The Mac seems to be the answer to restoring your database
Export the notes to enex files, and then import.
I would use a script so you have one file per Notebook. 

Warning: The import creates new notebooks & notes, so it's not a perfect restore. Any previous created note links will be invalid

Here's the script I use for my backups   Backup.scpt

tell application "Evernote"

 

set allNotebooks to every notebook

repeat with currentNotebook in allNotebooks

            

            set notebookName to (the name of currentNotebook)

            set fileBackupenex to "/Users/david/Desktop/@Evernote/Evernote Backup/Notebook-" & notebookName & ".enex"

            set fileBackupenex to POSIX path of fileBackupenex

            set theNotes to every note in notebook notebookName

            if theNotes is not {} then

                try

                    

                    with timeout of (45 * 60) seconds

                        export theNotes to fileBackupenex format ENEX with tags

                        --do shell script "/usr/bin/gzip -f " & quoted form of fileBackupenex

                    end timeout

                    

                end try

            end if

            

        end repeat

 

    end tell

 

 

Posted

Thanks for your reply DTLow. Of course you're right. And your script might save me a lot of time.

But before I get into that, I just realized I have something else. I have Crashplan, which backs up all my computers several times a day. I thought I had excluded my Evernote database location from Crashplan (because it's already in the cloud), but no! I found one PC that has backups of my database. The most recent one is from this morning! Thank goodness I wasn't thorough with my Crashplan setups.

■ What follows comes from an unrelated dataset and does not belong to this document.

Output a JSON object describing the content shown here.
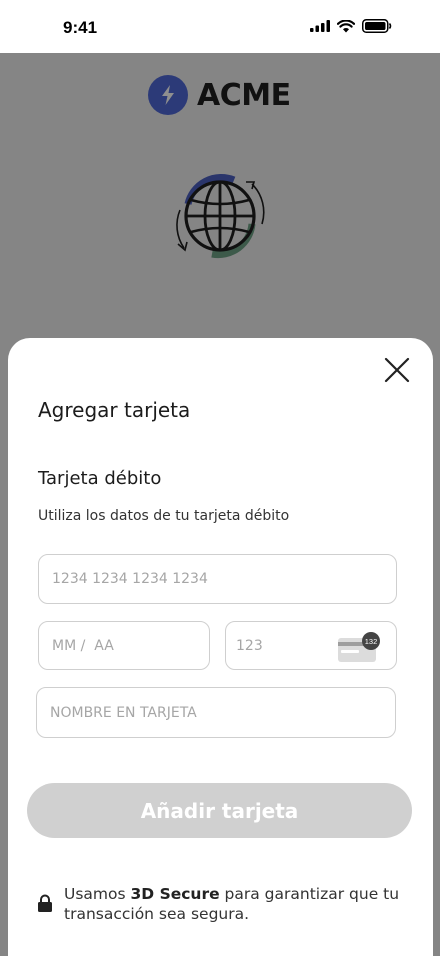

I worry what will happen when I restore it to this PC and sync. Which will have priority, this morning's database I just restored, or the bad stuff in the cloud? Since I can't make things worse, I guess I should try it and report back.

  • Level 5*
Posted

Sorry to hear it.  I agree with @DTLow go to the Mac and create an ENEX backup for every notebook.  Delete all the notes on the PC and the  web should be empty at that point.  Then import the ENEX files into your PC changing the notebook name as you go.  Depending upon plan you may or may not run out of upload.  

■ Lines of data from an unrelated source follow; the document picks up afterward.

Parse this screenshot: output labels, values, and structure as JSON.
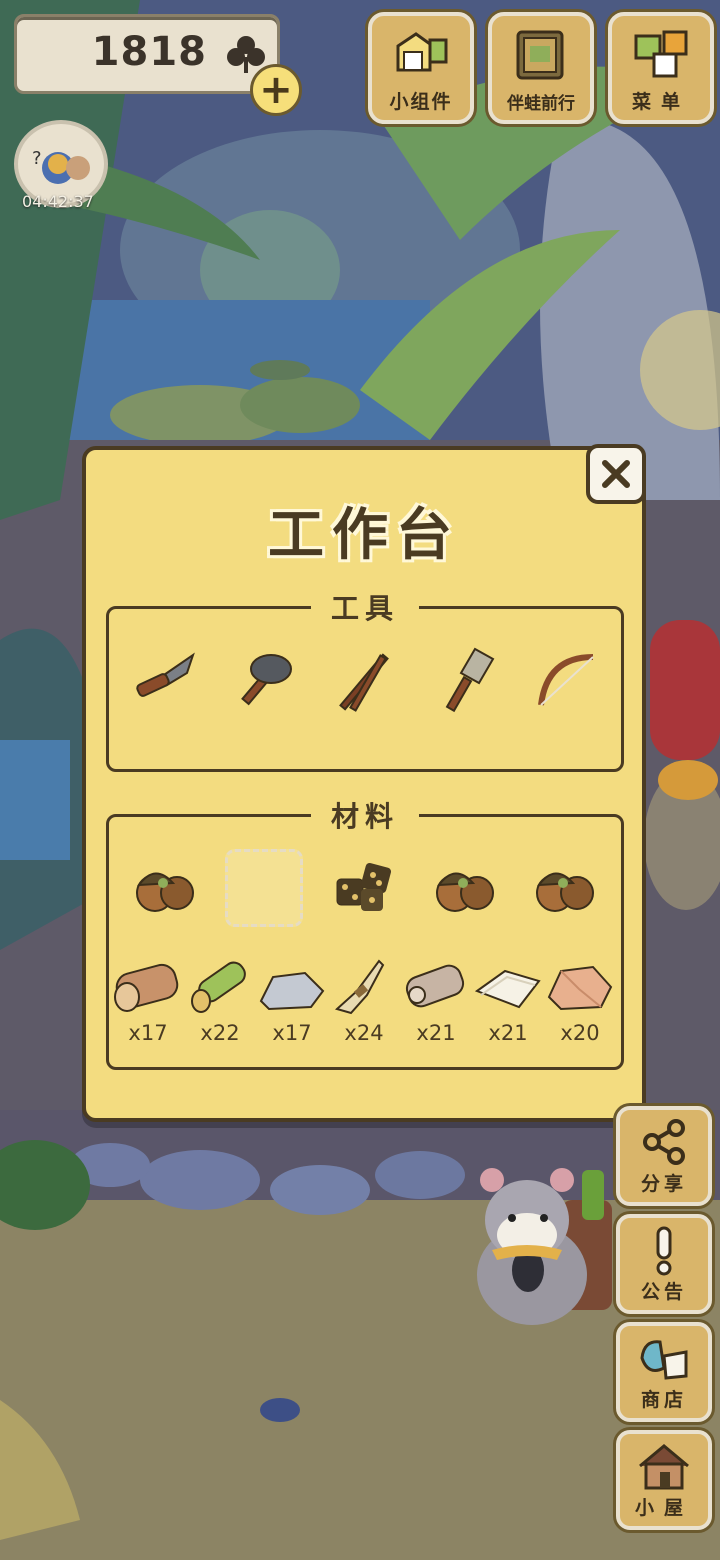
{
  "currency": {
    "amount": "1818"
  },
  "top_buttons": [
    {
      "label": "小组件",
      "icon": "widget-icon"
    },
    {
      "label": "伴蛙前行",
      "icon": "journal-icon"
    },
    {
      "label": "菜单",
      "icon": "menu-icon"
    }
  ],
  "timer": {
    "text": "04:42:37"
  },
  "dialog": {
    "title": "工作台",
    "tools_label": "工具",
    "materials_label": "材料",
    "tools": [
      {
        "icon": "knife-icon"
      },
      {
        "icon": "stone-axe-icon"
      },
      {
        "icon": "sticks-icon"
      },
      {
        "icon": "brush-icon"
      },
      {
        "icon": "bow-icon"
      }
    ],
    "materials_top": [
      {
        "icon": "acorns-icon"
      },
      {
        "icon": "empty-slot"
      },
      {
        "icon": "dice-icon"
      },
      {
        "icon": "acorns-icon"
      },
      {
        "icon": "acorns-icon"
      }
    ],
    "materials_bottom": [
      {
        "icon": "wood-log-icon",
        "count": "x17"
      },
      {
        "icon": "bamboo-icon",
        "count": "x22"
      },
      {
        "icon": "stone-icon",
        "count": "x17"
      },
      {
        "icon": "straw-icon",
        "count": "x24"
      },
      {
        "icon": "cloth-roll-icon",
        "count": "x21"
      },
      {
        "icon": "paper-icon",
        "count": "x21"
      },
      {
        "icon": "copper-ore-icon",
        "count": "x20"
      }
    ]
  },
  "side_buttons": [
    {
      "label": "分享",
      "icon": "share-icon"
    },
    {
      "label": "公告",
      "icon": "notice-icon"
    },
    {
      "label": "商店",
      "icon": "shop-icon"
    },
    {
      "label": "小屋",
      "icon": "house-icon"
    }
  ],
  "colors": {
    "panel": "#f3dc80",
    "outline": "#4a3b22",
    "button": "#d9b56a"
  }
}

When everything is as you like it on the PC and web, do a backup.  If you want to continue to use the Mac remove the data base and then refresh your data from the server.

  • Level 5*
Posted

My guess would be the web would trump a backup from this morning?

Posted

I'm following up: I ended up contacting support about this, hoping that they'd have some magic easy path to putting everything back together again. They didn't. They did suggest that I abandon this account and its database and start fresh. So I did. I opened a new basic account, and the support person turned it into Premium for me, gave me credits for the unused months left on my existing account, and temporarily increased my upload limit so I'd be able to upload my whole database in one go, without waiting for next month to finish. (My old account still seems to be open; otherwise I wouldn't be able to log in and post here with my old credentials. I need to ask if I can somehow keep my old forum identity (this one) with the new account. I suppose not but I will ask anyway.) So I've spent many hours over three days importing notebooks one at a time and stopping to upload after every few notebooks.

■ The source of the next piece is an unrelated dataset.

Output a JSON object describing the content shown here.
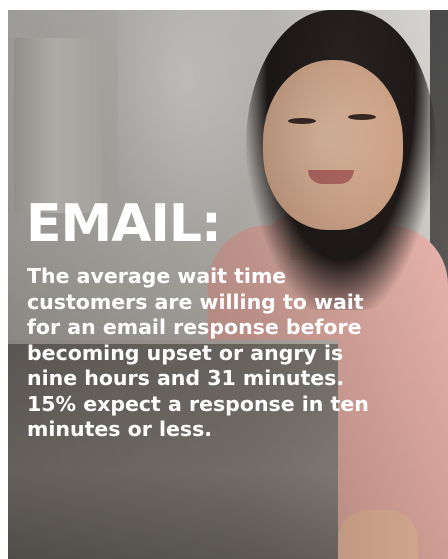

One other thing. The support person gave me another way to make a folder with .enex files for every notebook: Sign out of the Windows client. Select Evernote>Options>Open Database Folder. Drag and drop the good database file into the database folder window. Exit out of the database folder window. Type crtl+shift+E while viewing the login screen, select the database you just dragged-and-dropped. A folder will be made on the desktop filled with .enex files for each notebook in the database. No need for a script. (Support also said to rename the good database file BACKUPDB.exb before starting, but I don't think this is necessary for the process to work.) 

  • Level 5*
Posted
1 hour ago, Radiophile said:

otherwise I wouldn't be able to log in and post here with my old credentials

As far as I know, your Evernote account and your Evernote forum account are wholly separate, and not linked together.